Hyperparameter Tuning Based Machine Learning Classifier for Breast Cancer Prediction

Abstract

Currently, the second most devastating form of cancer in people, particularly in women, is Breast Cancer (BC). In the healthcare industry, Machine Learning (ML) is commonly employed in fatal disease prediction. Due to breast cancer’s favourable prognosis at an early stage, a model is created to utilize the Dataset on Wisconsin Diagnostic Breast Cancer (WDBC). Conversely, this model’s overarching axiom is to compare the effectiveness of five well-known ML classifiers, including Logistic Regression (LR), Decision Tree (DT), Random Forest (RF), K-Nearest Neighbor (KNN), and Naive Bayes (NB) with the conventional method. To counterbalance the effect with conventional methods, the overarching tactic we utilized was hyperparameter tuning utilizing the grid search method, which improved accuracy, secondary precision, third recall, F1 score and finally the AUC & ROC curve. In this study of hyperparameter tuning model, the rate of accuracy increased from 94.15% to 98.83% whereas the accuracy of the conventional method increased from 93.56% to 97.08%. According to this investigation, KNN outperformed all other classifiers in terms of accuracy, achieving a score of 98.83%. In conclusion, our study shows that KNN works well with the hyper-tuning method. These analyses show that this study prediction approach is useful in prognosticating women with breast cancer with a viable performance and more accurate findings when compared to the conventional approach.

Share and Cite:

Rahman, M. , Rahman, A. , Akter, S. and Pinky, S. (2023) Hyperparameter Tuning Based Machine Learning Classifier for Breast Cancer Prediction. Journal of Computer and Communications, 11, 149-165. doi: 10.4236/jcc.2023.114007.

1. Introduction

Cancer is one of the foremost mundane cognitive disorders that kill individuals. Breast cancer is the second-most prevalent malignancy globally, especially among women. Nearly 22.5 new instances of breast cancer per 100,000 females were reported in Bangladesh [1] . When compared to other types of cancer, Bangladeshi women have the greatest occurrence rate between the ages of 15 and 44 (19.3 per 100,000). According to WHO data published in 2020, Bangladesh’s death rate has reached 6808 or 0.95%. If breast cancer is discovered early, it can be treated easily and with fewer risks, which lowers the mortality rate by 25%.

To determine a patient’s cancer status and whether they have it or not, the majority of clinicians perform a biopsy. Having benign cancer suggests the patient is safe because it is less harmful than malignant cancer.
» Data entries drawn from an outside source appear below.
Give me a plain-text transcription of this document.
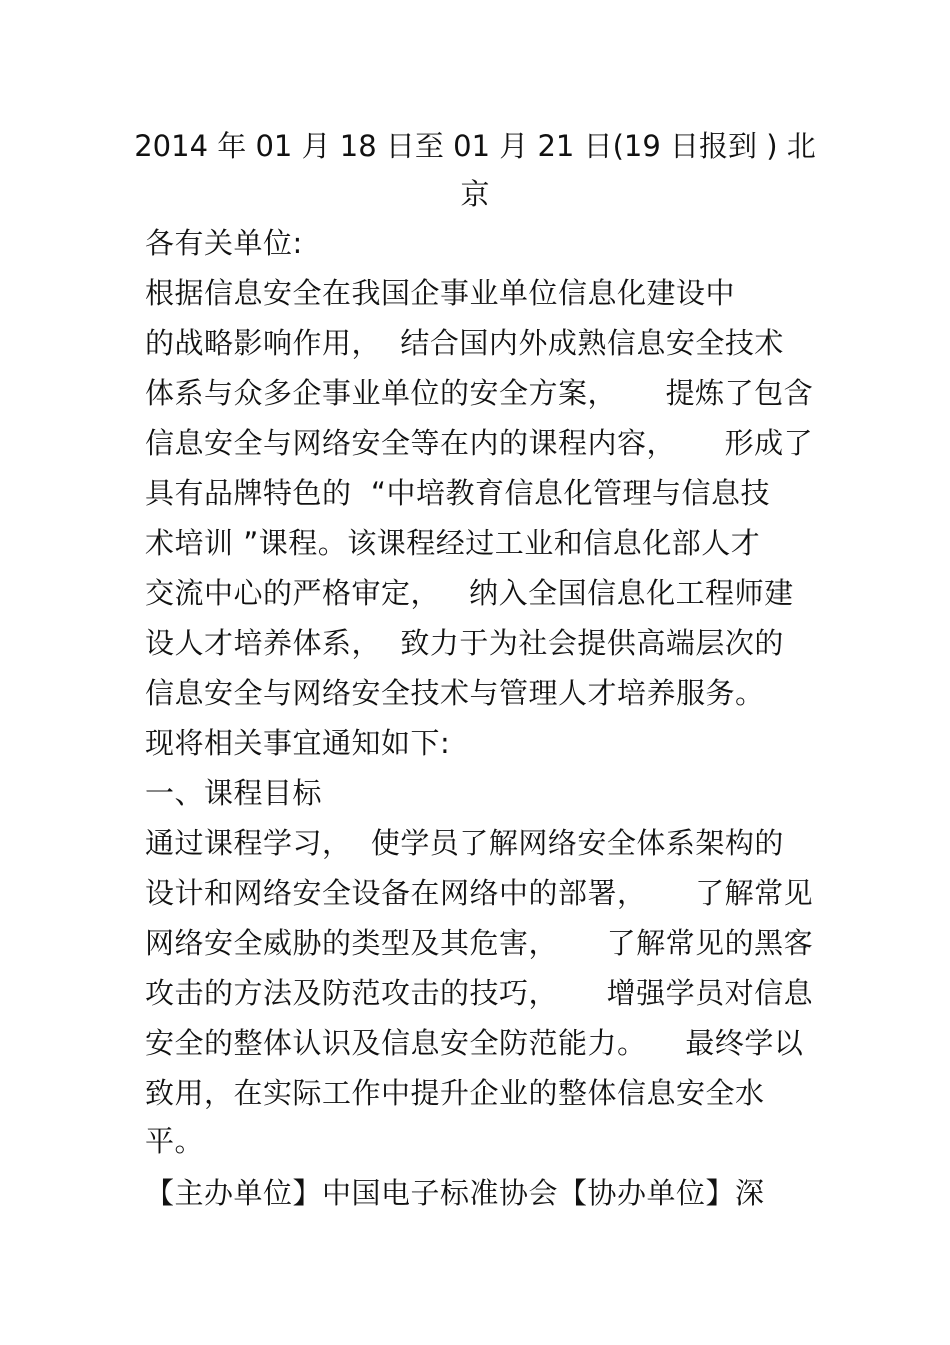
2014 年 01 月 18 日至 01 月 21 日(19 日报到 ) 北
京
各有关单位:
根据信息安全在我国企事业单位信息化建设中
的战略影响作用，  结合国内外成熟信息安全技术
体系与众多企事业单位的安全方案，     提炼了包含
信息安全与网络安全等在内的课程内容，     形成了
具有品牌特色的  “中培教育信息化管理与信息技
术培训 ”课程。该课程经过工业和信息化部人才
交流中心的严格审定，   纳入全国信息化工程师建
设人才培养体系，  致力于为社会提供高端层次的
信息安全与网络安全技术与管理人才培养服务。
现将相关事宜通知如下:
一、课程目标
通过课程学习，  使学员了解网络安全体系架构的
设计和网络安全设备在网络中的部署，     了解常见
网络安全威胁的类型及其危害，     了解常见的黑客
攻击的方法及防范攻击的技巧，     增强学员对信息
安全的整体认识及信息安全防范能力。    最终学以
致用，在实际工作中提升企业的整体信息安全水
平。
【主办单位】中国电子标准协会【协办单位】深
Benign cancer can be treated, in contrast to malignant cancer which is irreversible and spreads to other body parts [2] . For this cancer, indeed, neither a definitive cure nor even perfect outpatient care has been inferred. All doctors can currently only do this by saving the lives of those who are afflicted by this illness and giving them a second shot at life by stripping the ailing body part. Early detection and diagnosis are thus more important in lowering the mortality rate from breast cancer.

After finding a breast tumor, the most arduous task is determining if the tumor is benign or malignant. Modern day breast cancer early detection uses a diversity of ML methods. ML techniques allow us to swiftly extract information from massive amounts of data, which then are used to predict outcomes. Therefore, ML classification is helpful in many sectors for early prediction and diagnosis. Many strategies are utilized to predict BC; however if utilizing ML techniques, the prediction rate is soaring day by day. Data collection, selecting the optimal model, training the model, and testing are the four basic phases in ML for classification.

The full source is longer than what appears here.